There’s a lot more to Irani Parsi food than bun maska and berry pulao. This is a rich cuisine that retains its delicious Levantine roots.
Which community in India celebrates three birthdays for each person and four New Years per annum? It’s the Zoroastrian Irani Parsi community. Every Irani Parsi (and I am going to refer to them as such) celebrates ‘Roj nu Birthday’, which is the Zoroastrian calendar birthday; the Irani calendar birthday; and a regular birthday by the Gregorian calendar.
As if celebrating three birthdays each was not enough, they also celebrate four New Years — Jamshedi Navroz, the Shehenshahi New Year, January 1, and the Kadmi New Year, which has just gone by on July 18.

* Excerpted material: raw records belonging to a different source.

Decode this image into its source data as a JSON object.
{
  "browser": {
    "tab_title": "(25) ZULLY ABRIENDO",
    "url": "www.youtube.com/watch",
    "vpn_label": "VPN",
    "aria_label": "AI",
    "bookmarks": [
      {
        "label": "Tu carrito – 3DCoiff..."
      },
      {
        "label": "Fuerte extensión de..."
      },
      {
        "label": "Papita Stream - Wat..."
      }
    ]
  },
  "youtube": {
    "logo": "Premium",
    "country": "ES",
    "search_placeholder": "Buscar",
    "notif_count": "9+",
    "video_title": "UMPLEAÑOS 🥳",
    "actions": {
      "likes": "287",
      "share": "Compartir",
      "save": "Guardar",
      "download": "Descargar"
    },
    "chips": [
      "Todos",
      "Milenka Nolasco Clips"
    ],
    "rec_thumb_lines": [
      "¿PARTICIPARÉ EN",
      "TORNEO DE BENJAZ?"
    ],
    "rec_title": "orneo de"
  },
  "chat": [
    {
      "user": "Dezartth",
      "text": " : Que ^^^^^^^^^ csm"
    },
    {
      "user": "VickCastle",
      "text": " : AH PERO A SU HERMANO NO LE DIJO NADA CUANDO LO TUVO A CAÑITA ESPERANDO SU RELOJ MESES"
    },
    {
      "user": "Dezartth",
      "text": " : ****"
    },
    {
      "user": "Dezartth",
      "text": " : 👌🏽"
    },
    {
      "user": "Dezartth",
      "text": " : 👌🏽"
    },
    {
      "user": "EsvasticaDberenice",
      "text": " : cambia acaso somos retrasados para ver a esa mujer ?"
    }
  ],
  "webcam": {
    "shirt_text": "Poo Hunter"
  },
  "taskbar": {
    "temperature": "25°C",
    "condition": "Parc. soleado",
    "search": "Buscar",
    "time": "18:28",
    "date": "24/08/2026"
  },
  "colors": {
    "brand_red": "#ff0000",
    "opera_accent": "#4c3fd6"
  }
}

Kadmi is the Iranian New Year. It’s got something to do with the respective calendars and some wrangling over months or dates. But none of that matters to the Irani Parsis, if it means one more reason to celebrate!
Most Irani Parsis migrated to India in the late 19th and early 20th centuries. They came bearing such time-honoured, euphonious and rhapsodic surnames as Shirazi, Khosravi, Faroodi, Kermani, Dehmiris, Yezdani, Kayani and Jafrabadi. Some of these names you may recognise from Mumbai cafés instituted by members of the community. Cafés named romantically after Iranian traditional surnames, like Yazdani and Kayani, some christened out of obsequiousness to the British like George V, Edward VIII and Britannia, and some made to sound exotic and non-Indian like Cafe De La Paix.

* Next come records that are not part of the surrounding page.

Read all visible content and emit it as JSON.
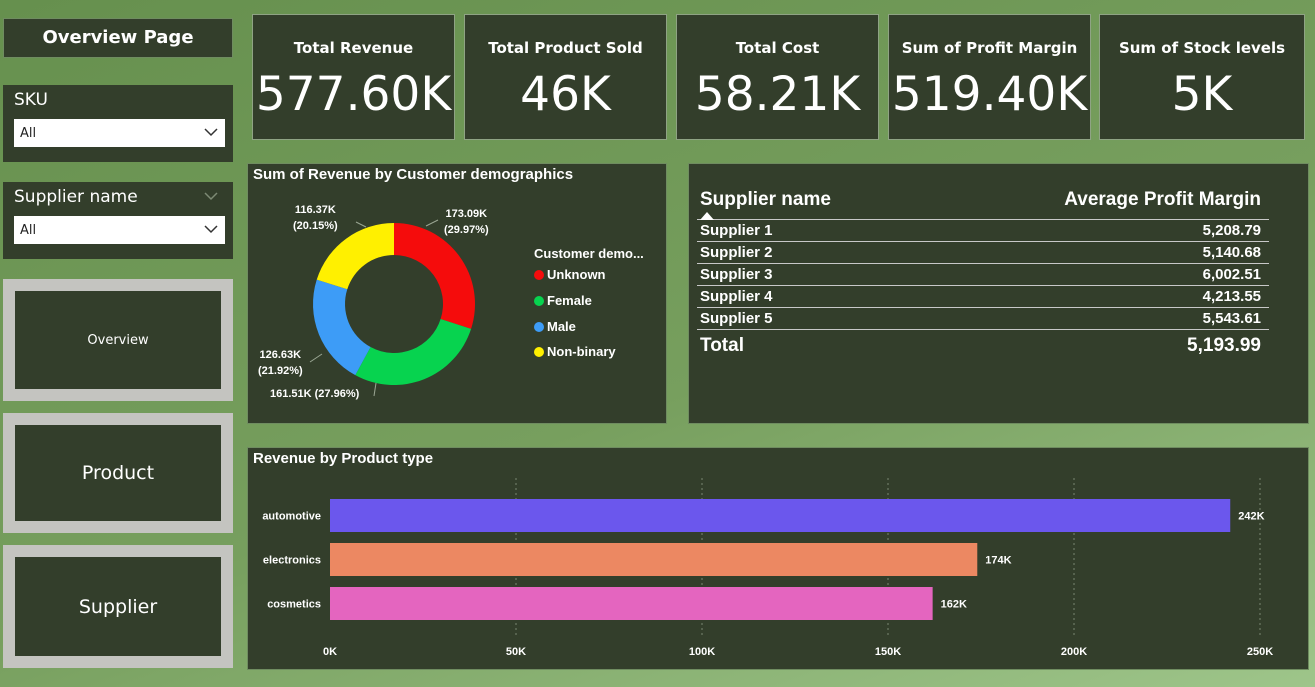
{
  "page_title": "Overview Page",
  "slicers": [
    {
      "label": "SKU",
      "value": "All"
    },
    {
      "label": "Supplier name",
      "value": "All"
    }
  ],
  "nav": {
    "overview": "Overview",
    "product": "Product",
    "supplier": "Supplier"
  },
  "kpis": [
    {
      "title": "Total Revenue",
      "value": "577.60K"
    },
    {
      "title": "Total Product Sold",
      "value": "46K"
    },
    {
      "title": "Total Cost",
      "value": "58.21K"
    },
    {
      "title": "Sum of Profit Margin",
      "value": "519.40K"
    },
    {
      "title": "Sum of Stock levels",
      "value": "5K"
    }
  ],
  "supplier_table": {
    "headers": [
      "Supplier name",
      "Average Profit Margin"
    ],
    "rows": [
      {
        "name": "Supplier 1",
        "value": "5,208.79"
      },
      {
        "name": "Supplier 2",
        "value": "5,140.68"
      },
      {
        "name": "Supplier 3",
        "value": "6,002.51"
      },
      {
        "name": "Supplier 4",
        "value": "4,213.55"
      },
      {
        "name": "Supplier 5",
        "value": "5,543.61"
      }
    ],
    "total_label": "Total",
    "total_value": "5,193.99"
  },
  "chart_data": [
    {
      "type": "pie",
      "title": "Sum of Revenue by Customer demographics",
      "legend_title": "Customer demo...",
      "legend_position": "right",
      "slices": [
        {
          "name": "Unknown",
          "value": 173.09,
          "label": "173.09K",
          "pct": "(29.97%)",
          "color": "#f50c0c"
        },
        {
          "name": "Female",
          "value": 161.51,
          "label": "161.51K (27.96%)",
          "color": "#07d34f"
        },
        {
          "name": "Male",
          "value": 126.63,
          "label": "126.63K",
          "pct": "(21.92%)",
          "color": "#3d9cf7"
        },
        {
          "name": "Non-binary",
          "value": 116.37,
          "label": "116.37K",
          "pct": "(20.15%)",
          "color": "#fff000"
        }
      ]
    },
    {
      "type": "bar",
      "orientation": "horizontal",
      "title": "Revenue by Product type",
      "categories": [
        "automotive",
        "electronics",
        "cosmetics"
      ],
      "values": [
        242,
        174,
        162
      ],
      "value_labels": [
        "242K",
        "174K",
        "162K"
      ],
      "colors": [
        "#6b57ed",
        "#ec8862",
        "#e465bf"
      ],
      "xlim": [
        0,
        250
      ],
      "xticks": [
        "0K",
        "50K",
        "100K",
        "150K",
        "200K",
        "250K"
      ],
      "grid": true
    }
  ]
}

These bakeries and boulangeries that once served French style buns with butter, English mutton sandwiches, samosas, chicken puffs, cream puffs, mawa cakes and tea are now few and far between. Some still stand tall, like Sassanian Bakery and Boulangerie, Kyani & Co (who still makes patties and samosas), Yazdani Bakery who are master bakers, and B Merwan & Co who still bake their world famous mawa cakes.
Today, the most Mumbaiites know of Irani food begins at bun maska-chai and ends with berry pulao. But there is so much more to the cuisine. Irani Parsi food is vastly different from the Parsi food we are familiar with. The cardinal distinction between the two cuisines is that Parsi food, with its spicy Dhansak, Salli Boti and Patra Ni and Saans ni Macchi, blends Persian, Gujarati and British influences, while Irani Parsi food is milder and meatier, with elements such as eggplant, dry fruit, saffron, beans, and lashings of yogurt, that reflect its Mediterranean and Levantine roots.
Iranian food is essentially a repast of bountiful kinds of Kebabs, Kaftehs, Breads, and Oosh or Ash, which are slow-cooked, thick soups. Khoresh-e Fesenjan (the stew of kings) is the national dish.
I often go to Colbeh, an Iranian mom-and-pop joint, whenever I’m in London. On a wet chilly morning in Porchester Place, a hot roti straight out of the tandoor with chelo khoresh fesenjan, a portion of tender melt-in-the-mouth Kabab Koobideh (chargrilled minced lamb kababs) and a bowl of chilled Mast-O-Khair (strained yogurt dip with cucumber and mint) feels like a warmhearted hug.
Unfortunately, none of the Irani cafés in Mumbai does Iranian food; it’s just a lot of Bread and Breakfast. Even the Berry Pulao at Britannia is eventually little more than some version of a Biryani sprinkled with zereshk or sour berries. Café Universal, another Irani-owned eatery, serves two Persian dishes — Ghormeh Sabzi (vegetables, kidney beans and dried Iranian limes with chicken, mutton or veg) and Gheimeh Bademjan (brinjal and mutton kheema in a tomato sauce), and that’s where it ends.
But two women have decided to buck the trend. Perzen Patel (half Irani and half Parsi) and Subhashree Basu (not Irani at all) have been experimenting with Iranian food for a couple of years. At their takeaway enterprise, called Greedy Foods, they have produced Irani festival menus quite successfully. In celebration of Kadmi New Year, they’ve introduced a Persian-influenced menu. Mind you, they are far from traditional, but they do bring together the heart and wisdom of Iranian cooking and the taste and bite of change. If I tell you what they’re cooking this season, you’ll hate me for finishing most of it.
Their menu includes Ash-e Reshteh (also known as Osh-e-Meer, a thick and hearty noodle soup with slow-cooked lentils, greens, mutton and spaghetti); Land & Sea Koofteh (lamb meatballs stuffed with tangy seafood, cashews and raisins); Khoresh-e Anjeer (chicken stew with dried figs) and an Irani Berry Pulao (pulao layered with meat, kebabs and zereshk).
So, I spent the Irani New Year with my Irani friends, Boman Irani and his family, with a song on my lips and a prayer in my heart that they celebrate even more New Years and many more Birthdays, with even more food.